Il y a dans Grenade un certain nombre de fakirs étrangers, ou persans, qui s’y sont domiciliés, à cause de sa ressemblance avec leurs pays. Je nommerai parmi eux : 1o le pèlerin Aboû ’Abdallah, de Samarkand ; 2o le pèlerin Ahmed, de Tibrîz, ou Tauris ; 3o le pèlerin Ibrâhîm, de Koûniah, ou Icouium ; 4o le pèlerin Hoçaïn, du Khorâçân ; 5o les deux pèlerins ’Aly et Rachîd, de l’Inde.

De Grenade je retournai à Alhama, à Velez et à Malaga ; puis je me dirigeai vers le château de Dhacouân, qui est beau, abondant en eaux, en arbres, et en fruits. De là j’allai à Rondah, puis au bourg des Bénoû Riyâh, où je logeai chez son chef, Aboû’l Haçan ’Aly, fils de Soleïmân Arriyâhy. C’est un des hommes les plus généreux et un des notables les plus éminents ; il donne à manger à tous les voyageurs, et il me traita d’une façon très-hospitalière. Étant retourné à Gibraltar, je m’embarquai sur le même navire qui m’y avait transporté, et qui appartient, ainsi que je l’ai dit, aux armateurs d’Arzille. J’arrivai à Ceuta, dont le commandant était alors le cheïkh Aboû Mahdy ’Îça, fils de Soleïmân , fils de Mansoûr ; son juge était le jurisconsulte Aboû Mohammed Azzédjendery. De Ceuta je me rendis à Arzille, où je résidai quelques mois ; puis j’allai à Salé, d’où je partis, et arrivai ensuite à la ville de Maroc.

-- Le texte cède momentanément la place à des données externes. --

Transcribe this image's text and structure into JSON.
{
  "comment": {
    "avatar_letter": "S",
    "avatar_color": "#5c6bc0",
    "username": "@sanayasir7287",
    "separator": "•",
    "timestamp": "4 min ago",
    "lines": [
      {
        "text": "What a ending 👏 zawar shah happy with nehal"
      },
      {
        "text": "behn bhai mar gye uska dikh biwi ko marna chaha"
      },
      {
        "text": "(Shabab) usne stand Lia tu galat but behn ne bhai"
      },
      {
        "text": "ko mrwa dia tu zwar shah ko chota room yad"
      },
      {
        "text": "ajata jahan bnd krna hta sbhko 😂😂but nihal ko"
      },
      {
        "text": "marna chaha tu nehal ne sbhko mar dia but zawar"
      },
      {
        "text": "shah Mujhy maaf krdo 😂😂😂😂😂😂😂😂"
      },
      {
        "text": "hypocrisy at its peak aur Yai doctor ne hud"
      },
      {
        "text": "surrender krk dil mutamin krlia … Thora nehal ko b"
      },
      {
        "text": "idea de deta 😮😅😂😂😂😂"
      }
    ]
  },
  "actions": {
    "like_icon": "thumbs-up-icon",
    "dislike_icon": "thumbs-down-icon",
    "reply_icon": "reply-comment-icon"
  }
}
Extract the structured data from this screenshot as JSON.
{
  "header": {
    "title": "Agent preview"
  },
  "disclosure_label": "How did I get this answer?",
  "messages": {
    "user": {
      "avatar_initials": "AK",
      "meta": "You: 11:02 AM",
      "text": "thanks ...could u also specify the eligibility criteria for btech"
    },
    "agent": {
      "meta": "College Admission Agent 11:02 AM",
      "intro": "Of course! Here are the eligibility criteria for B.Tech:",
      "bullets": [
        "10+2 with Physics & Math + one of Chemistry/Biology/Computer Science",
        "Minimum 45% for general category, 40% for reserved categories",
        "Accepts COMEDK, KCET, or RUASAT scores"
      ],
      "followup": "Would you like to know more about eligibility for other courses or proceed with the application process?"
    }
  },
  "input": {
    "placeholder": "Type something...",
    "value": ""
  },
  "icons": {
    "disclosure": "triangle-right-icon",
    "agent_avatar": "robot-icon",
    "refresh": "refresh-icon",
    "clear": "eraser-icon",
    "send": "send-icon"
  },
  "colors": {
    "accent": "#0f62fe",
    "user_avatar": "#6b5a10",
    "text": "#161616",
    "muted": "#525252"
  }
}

C’est là une des plus belles cités que l’on connaisse ; elle est vaste, occupe un immense territoire, et abonde en toutes sortes de biens. On y voit des mosquées magnifiques, telles que sa mosquée principale, appelée la mosquée des libraires. On y voit aussi une tour extrêmement élevée et admirable ; j’y suis monté, et j’ai aperçu de ce point la totalité de la ville. Malheureusement cette dernière est en grande partie ruinée, et je ne puis la comparer qu’à Bagdad sous ce rapport ; mais à Bagdad les marchés sont plus jolis. Maroc possède le collège merveilleux qui se distingue par la beauté de son emplacement et la solidité de sa construction. Il a été bâti par notre maître, le commandant des fidèles, Aboû’l Ilaran. (Que Dieu soit satisfait de lui !)

Ibn Djozay dit : « Voici sur Maroc des vers de son kâdhi, l’imâm historien, Aboû ’Abdallah Mohammed, fils d’Abdalmalic, de la tribu d’Aous :

Que Dieu protège l’illustre ville de Maroc ! Qu’ils sont admirables ses habitants, les nobles seigneurs !

Si un homme dont la patrie est éloignée, si un étranger vient à descendre dans cette cité, ils lui font, par leur familiarité, bientôt oublier l’absence de sa famille et de son pays.

Des choses que l’on entend au sujet de Maroc ou de celles que l’on y voit, naît l’envie entre l’œil et entre l’oreille.